If possible could you post the full rule contents that you are using? It makes it easier to determine if there are any unintentional errors in syntax and such. Thanks!
drop tcp any any → any any ( msg:“Block Content”; flow:to_client,established; content:“Content-Type: application/”; http_header; classtype: policy-violation; sid:1200006; rev:1;metadata: signature_severity Minor;)
drop tcp any any → any any ( msg:“Blocked File Upload”; flow:to_server,established; content:“POST”; http_method; classtype: policy-violation; sid:1200004; rev:1;metadata: signature_severity Minor;)
drop tcp any any → any any ( msg:“Blocked File Upload 2”; flow:to_server,established; content:“POST”; http_method; content:“Content-Disposition:”; http_header; classtype: policy-violation; sid:1200005; rev:1;metadata: signature_severity Minor;)
Thanks for the full signatures, they look good! I would offer some quick notes and updates around the signatures. I would suggest the following updates to use the full features Suricata has to offer from an application layer perspective (HTTP in this case) and keyword functionality.
drop http any any -> any any (msg:"Block Content"; flow:established,to_client; http.content_type; content:"application/"; startswith; fast_pattern; classtype:policy-violation; sid:1200006; rev:1; metadata:signature_severity Minor;)
drop http any any -> any any (msg:"Blocked File Upload"; flow:established,to_server; http.method; content:"POST"; classtype:policy-violation; sid:1200004; rev:1; metadata:signature_severity Minor;)
drop http any any -> any any (msg:"Blocked File Upload 2"; flow:established,to_server; http.method; content:"POST"; http.header_names; content:"|0d 0a|Content-Disposition|0d 0a|"; classtype:policy-violation; sid:1200005; rev:1; metadata:signature_severity Minor;)

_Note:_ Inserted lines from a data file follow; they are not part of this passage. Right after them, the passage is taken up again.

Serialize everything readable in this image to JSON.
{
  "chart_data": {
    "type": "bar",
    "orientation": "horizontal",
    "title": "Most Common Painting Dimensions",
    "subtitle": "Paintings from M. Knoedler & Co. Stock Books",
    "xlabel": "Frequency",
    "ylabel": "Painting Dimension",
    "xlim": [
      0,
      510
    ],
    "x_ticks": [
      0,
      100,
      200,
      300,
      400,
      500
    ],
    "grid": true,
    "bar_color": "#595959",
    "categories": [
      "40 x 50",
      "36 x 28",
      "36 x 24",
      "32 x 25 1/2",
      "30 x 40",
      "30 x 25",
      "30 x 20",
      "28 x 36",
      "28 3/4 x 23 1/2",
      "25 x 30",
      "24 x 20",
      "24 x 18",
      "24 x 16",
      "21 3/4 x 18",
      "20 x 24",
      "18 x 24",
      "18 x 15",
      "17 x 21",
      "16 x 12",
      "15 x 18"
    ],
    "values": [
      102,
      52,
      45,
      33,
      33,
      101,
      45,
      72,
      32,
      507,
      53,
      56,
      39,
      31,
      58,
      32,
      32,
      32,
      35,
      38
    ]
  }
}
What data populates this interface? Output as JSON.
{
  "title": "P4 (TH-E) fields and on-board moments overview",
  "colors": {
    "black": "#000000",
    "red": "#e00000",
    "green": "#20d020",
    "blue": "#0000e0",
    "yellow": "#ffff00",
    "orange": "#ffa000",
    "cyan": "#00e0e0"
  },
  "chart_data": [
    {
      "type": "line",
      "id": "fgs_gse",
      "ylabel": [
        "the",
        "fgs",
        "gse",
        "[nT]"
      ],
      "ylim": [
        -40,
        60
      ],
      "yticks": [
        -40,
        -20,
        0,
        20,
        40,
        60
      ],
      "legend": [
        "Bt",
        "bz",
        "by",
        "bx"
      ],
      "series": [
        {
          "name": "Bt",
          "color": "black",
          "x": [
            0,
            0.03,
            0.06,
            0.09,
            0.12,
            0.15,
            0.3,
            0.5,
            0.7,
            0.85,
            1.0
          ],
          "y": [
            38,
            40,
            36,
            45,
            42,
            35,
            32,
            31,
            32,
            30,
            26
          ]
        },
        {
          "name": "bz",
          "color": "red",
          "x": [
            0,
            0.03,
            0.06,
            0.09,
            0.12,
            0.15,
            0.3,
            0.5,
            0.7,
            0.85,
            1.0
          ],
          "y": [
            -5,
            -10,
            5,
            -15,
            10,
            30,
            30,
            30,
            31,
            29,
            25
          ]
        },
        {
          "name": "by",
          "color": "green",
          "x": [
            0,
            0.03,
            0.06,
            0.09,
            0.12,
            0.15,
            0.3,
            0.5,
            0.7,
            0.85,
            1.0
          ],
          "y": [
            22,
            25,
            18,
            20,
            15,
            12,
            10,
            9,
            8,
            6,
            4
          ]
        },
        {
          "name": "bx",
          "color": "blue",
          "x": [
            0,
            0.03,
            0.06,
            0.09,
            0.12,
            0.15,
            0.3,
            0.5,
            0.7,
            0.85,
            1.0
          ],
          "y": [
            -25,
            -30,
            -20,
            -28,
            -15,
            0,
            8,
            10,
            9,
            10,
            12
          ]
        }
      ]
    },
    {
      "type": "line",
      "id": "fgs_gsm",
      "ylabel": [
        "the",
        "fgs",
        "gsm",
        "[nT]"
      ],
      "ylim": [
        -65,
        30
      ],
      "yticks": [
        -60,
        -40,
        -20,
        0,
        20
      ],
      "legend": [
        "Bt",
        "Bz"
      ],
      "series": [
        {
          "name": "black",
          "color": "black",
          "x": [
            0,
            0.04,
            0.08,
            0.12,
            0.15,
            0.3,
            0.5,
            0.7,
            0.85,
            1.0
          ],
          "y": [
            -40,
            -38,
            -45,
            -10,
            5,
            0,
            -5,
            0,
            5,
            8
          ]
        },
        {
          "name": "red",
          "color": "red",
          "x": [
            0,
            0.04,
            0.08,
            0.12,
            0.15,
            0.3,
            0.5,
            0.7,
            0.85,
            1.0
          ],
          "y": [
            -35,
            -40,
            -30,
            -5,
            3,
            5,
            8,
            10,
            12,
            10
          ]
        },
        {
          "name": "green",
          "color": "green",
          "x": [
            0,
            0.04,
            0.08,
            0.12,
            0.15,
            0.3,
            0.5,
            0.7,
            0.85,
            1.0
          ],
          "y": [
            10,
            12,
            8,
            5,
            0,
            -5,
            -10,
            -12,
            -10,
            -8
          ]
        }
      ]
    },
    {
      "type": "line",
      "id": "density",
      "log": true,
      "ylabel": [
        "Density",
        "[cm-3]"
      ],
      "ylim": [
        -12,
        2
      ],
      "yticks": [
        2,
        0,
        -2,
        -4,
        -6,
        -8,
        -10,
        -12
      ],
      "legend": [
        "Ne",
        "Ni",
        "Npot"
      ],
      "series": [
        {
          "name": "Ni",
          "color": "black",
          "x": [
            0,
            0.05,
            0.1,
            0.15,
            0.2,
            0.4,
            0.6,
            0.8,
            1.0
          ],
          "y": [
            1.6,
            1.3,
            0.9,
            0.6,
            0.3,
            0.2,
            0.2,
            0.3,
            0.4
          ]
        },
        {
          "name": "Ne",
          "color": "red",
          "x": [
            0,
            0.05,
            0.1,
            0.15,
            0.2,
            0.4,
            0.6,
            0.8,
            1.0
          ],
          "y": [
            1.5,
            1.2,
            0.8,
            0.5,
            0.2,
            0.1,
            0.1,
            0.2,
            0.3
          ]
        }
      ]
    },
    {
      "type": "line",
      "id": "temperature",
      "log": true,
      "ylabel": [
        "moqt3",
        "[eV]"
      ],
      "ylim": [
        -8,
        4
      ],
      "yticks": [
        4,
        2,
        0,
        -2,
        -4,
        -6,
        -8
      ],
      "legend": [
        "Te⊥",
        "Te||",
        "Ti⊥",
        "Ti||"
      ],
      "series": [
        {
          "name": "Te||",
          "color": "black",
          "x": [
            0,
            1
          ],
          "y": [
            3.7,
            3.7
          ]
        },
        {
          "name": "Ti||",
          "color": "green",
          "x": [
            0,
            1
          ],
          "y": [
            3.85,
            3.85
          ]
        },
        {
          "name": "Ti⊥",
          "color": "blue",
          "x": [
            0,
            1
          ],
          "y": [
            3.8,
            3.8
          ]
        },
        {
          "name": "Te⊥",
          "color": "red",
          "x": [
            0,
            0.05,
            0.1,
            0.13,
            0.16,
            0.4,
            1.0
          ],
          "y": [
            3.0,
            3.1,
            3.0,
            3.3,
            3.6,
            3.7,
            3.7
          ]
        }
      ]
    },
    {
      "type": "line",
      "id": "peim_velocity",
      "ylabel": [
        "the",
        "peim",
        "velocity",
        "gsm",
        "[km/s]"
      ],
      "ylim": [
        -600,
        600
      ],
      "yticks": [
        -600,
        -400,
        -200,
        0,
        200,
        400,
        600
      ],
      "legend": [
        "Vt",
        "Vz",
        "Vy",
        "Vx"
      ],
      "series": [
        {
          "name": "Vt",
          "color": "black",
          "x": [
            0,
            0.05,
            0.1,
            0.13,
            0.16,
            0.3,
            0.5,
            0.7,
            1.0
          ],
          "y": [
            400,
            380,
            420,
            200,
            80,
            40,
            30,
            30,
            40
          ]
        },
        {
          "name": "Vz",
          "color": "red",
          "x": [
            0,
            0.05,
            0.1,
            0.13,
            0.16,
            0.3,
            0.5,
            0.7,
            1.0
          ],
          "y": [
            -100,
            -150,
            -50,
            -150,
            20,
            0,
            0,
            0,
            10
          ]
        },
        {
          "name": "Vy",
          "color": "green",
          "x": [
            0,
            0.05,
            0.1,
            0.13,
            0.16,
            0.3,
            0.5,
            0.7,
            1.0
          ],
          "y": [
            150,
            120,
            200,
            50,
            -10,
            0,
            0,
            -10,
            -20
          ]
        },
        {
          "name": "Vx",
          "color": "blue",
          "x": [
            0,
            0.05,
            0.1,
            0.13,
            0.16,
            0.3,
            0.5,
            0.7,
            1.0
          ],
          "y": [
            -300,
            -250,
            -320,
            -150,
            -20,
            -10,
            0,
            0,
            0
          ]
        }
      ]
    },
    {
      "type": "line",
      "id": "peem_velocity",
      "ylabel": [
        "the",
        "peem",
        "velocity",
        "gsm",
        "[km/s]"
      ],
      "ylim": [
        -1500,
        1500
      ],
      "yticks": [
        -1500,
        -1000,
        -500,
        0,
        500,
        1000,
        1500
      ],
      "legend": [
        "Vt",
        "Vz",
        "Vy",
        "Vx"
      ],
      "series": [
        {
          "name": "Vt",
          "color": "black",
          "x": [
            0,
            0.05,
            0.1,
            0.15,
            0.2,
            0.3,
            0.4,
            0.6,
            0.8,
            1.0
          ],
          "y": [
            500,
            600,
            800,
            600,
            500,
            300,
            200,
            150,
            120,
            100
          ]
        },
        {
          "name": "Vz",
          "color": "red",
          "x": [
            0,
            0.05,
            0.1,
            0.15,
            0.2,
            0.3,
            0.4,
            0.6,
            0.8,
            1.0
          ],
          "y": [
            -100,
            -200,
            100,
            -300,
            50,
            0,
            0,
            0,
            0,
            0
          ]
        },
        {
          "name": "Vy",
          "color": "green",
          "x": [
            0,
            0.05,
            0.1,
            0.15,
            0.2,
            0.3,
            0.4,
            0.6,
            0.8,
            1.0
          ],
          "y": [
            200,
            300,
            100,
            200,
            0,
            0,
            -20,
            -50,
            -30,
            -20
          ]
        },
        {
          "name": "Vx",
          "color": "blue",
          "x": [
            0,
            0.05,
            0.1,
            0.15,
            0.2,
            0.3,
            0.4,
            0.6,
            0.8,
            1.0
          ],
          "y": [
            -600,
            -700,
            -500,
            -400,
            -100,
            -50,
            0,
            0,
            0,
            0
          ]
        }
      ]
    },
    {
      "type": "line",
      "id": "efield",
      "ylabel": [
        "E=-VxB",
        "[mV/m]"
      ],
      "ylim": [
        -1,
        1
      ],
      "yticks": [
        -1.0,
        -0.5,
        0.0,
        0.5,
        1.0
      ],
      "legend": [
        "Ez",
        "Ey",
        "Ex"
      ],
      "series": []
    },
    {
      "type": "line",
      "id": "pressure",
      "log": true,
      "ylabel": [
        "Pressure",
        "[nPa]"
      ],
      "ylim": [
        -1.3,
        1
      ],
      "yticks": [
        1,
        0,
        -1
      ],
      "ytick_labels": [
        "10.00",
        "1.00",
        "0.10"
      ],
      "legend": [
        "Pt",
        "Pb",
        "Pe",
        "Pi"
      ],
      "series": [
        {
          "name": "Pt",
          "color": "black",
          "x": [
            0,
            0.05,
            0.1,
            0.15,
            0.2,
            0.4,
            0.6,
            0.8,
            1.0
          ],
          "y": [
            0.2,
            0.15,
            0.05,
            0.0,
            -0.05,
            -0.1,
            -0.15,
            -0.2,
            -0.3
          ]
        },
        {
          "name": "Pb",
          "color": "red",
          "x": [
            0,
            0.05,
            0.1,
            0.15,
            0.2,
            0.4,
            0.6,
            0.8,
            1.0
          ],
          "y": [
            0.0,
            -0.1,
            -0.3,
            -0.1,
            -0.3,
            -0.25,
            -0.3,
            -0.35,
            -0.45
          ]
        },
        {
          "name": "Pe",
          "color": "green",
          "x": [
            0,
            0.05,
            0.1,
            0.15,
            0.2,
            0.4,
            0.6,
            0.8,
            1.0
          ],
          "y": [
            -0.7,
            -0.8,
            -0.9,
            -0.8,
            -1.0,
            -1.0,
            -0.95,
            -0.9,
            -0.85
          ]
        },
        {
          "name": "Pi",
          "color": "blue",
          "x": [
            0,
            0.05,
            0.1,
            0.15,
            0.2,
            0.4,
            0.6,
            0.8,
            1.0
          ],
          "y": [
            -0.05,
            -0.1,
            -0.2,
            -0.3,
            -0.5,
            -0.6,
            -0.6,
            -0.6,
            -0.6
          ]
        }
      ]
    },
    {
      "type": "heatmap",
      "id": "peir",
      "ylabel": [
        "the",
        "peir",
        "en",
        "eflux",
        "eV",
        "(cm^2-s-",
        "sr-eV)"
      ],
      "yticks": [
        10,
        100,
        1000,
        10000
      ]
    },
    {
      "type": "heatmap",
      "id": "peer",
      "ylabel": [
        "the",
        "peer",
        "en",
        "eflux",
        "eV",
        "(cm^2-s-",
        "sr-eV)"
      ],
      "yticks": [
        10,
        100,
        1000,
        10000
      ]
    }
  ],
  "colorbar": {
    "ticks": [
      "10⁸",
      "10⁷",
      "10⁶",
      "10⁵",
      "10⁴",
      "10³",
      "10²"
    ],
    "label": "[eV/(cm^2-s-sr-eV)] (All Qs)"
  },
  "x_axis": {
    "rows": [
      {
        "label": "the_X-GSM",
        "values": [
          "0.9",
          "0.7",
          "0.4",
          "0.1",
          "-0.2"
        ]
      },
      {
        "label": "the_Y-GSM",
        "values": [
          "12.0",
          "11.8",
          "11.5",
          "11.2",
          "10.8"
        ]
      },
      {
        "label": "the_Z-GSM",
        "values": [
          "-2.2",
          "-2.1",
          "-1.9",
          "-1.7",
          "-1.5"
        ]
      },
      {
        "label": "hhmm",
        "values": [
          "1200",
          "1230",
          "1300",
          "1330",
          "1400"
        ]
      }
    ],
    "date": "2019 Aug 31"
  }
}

Ideally instead of any try and use $HOME_NET, $EXTERNAL_NET or any custom network variables to ensure these fire as expected.
Also, you have a bit of overlap with signatures 1200004 and 1200005. With signature 1200004 there is only one content to be matched, the http method POST. This signature will fire before 1200005.
WIth regard to the question of why uploading may still be allowed, there is an order to signature actions, meaning some signature actions, e.g. alert, drop, pass are processed before other actions.